В чем же смысл «Шествия на осляти»? Конечно, не только в процессии, ритуальном хождении. Замысел состоял в создании грандиозной пространственной иконы на Красной площади Москвы, частью которой была и собственно архитектура, в первую очередь — храм Покрова на Рву. Собственно, в момент шествия происходило слияние Москвы и евангельского Иерусалима в единый иконный образ, в котором соединяются разные временные пласты евангельского Иерусалима и позднесредневековой Москвы. Именно это действо ярче всего демонстрировало статус Москвы как Второго Иерусалима. Эта мысль, с точки зрения православной традиции, была гораздо важнее, чем более поздняя и, в общем, менее значимая, с символической точки зрения, идея Москвы как Третьего Рима. Пространство Красной площади во время «Шествия на осляти» обретало свой подлинный смысл, становясь образом Иерусалима, его монументальной иконой, включающей весь круг сакральных смыслов и ассоциаций. «Шествие на осляти» сформировалось в XVI в., когда византийская империя уже не существовала. Характер действа позволяет заметить довольно сильное влияние Запада с его интересом к иллюстративной повествовательности. Организаторы шествия взяли за основу существующую иконографию «Входа в Иерусалим», известную по иконам, росписям и миниатюрам, и «разыграли» ее в пространственном действе «Шествия на осляти». Надо сказать, что в Византии принцип был изначально другой: пространственные образы и ритуальные действа порождали отдельные формы в иконографии. В настоящее время нам трудно оценить, какую роль подобные пространственные иконы играли в жизни средневековой Москвы, потому что едва ли не каждый третий день происходили разного уровня, разного масштаба крестные ходы, смысл которых был, естественно, не просто в организации шествий, а в создании пространственных образов, в актуализации определенного сакрального пространства и восстановлении иконического статуса повседневной жизни.
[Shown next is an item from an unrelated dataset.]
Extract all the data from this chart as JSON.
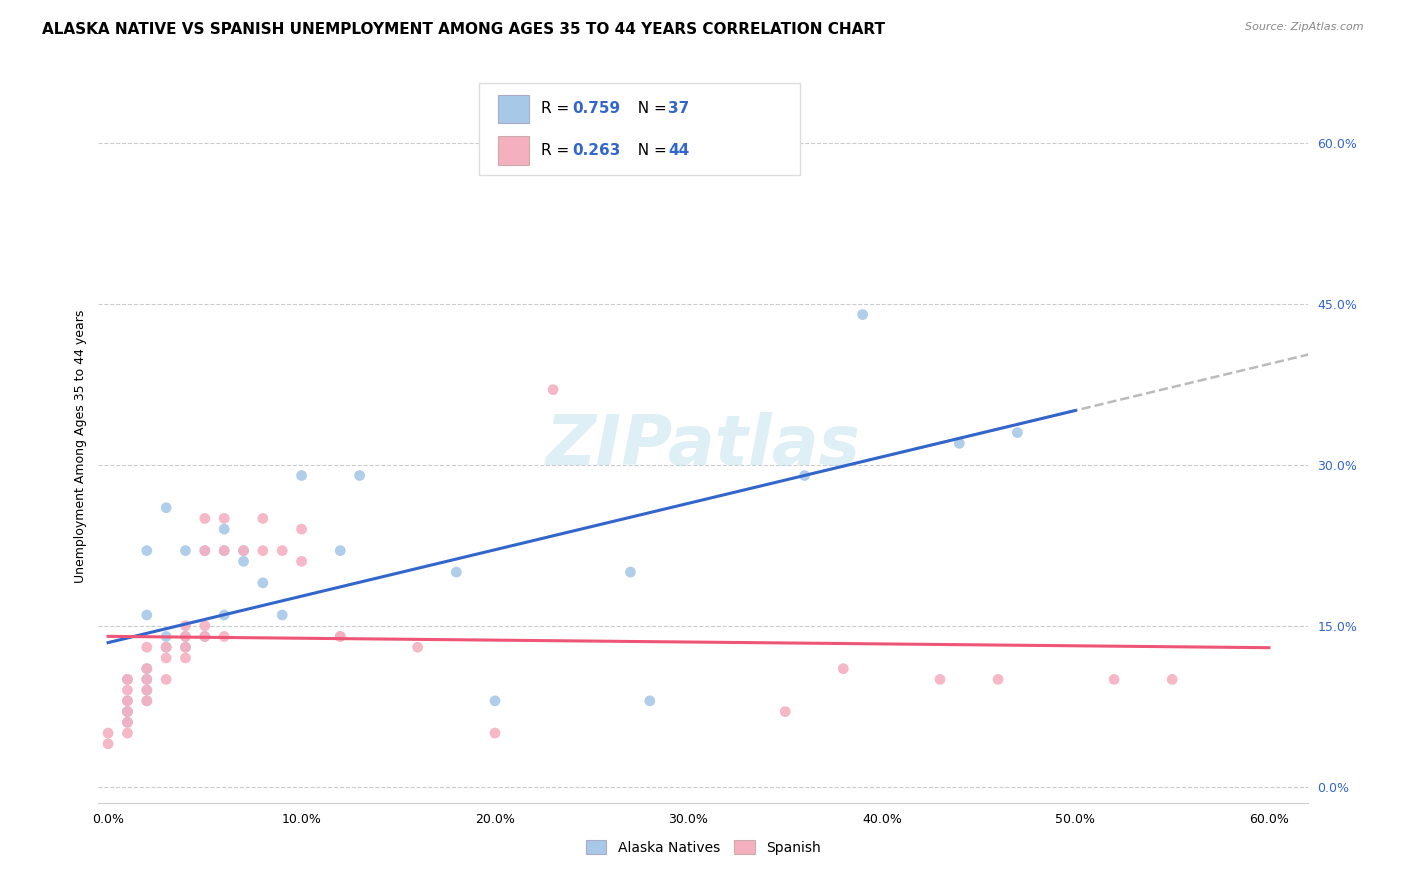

Новый Иерусалим под Москвой. Икона Святой Руси
Можно обратиться также к известнейшему примеру огромной монументальной пространственной иконы — Ново-Иерусалимскому комплексу под Москвой26, который был задуман и осуществлен патриархом Никоном и царем Алексеем Михайловичем как часть их общего замысла превращения всей Руси в огромную пространственную икону (ил. 10). Замысел, действительно, был грандиозным, и в нем, несомненно, была не только политическая, но и собственно художественная составляющая. Авторы, создававшие эти пространственные иконы, на мой взгляд, могут быть сопоставимы с великими кинорежиссерами, которые собирают таланты самых разных мастеров для реализации главного пространственного образа. Все началось с того, что патриарх Никон увидел в этой подмосковной земле по берегам реки Истры образ Святой земли (согласно некоторым свидетельствам, этот образ явился ему в видении).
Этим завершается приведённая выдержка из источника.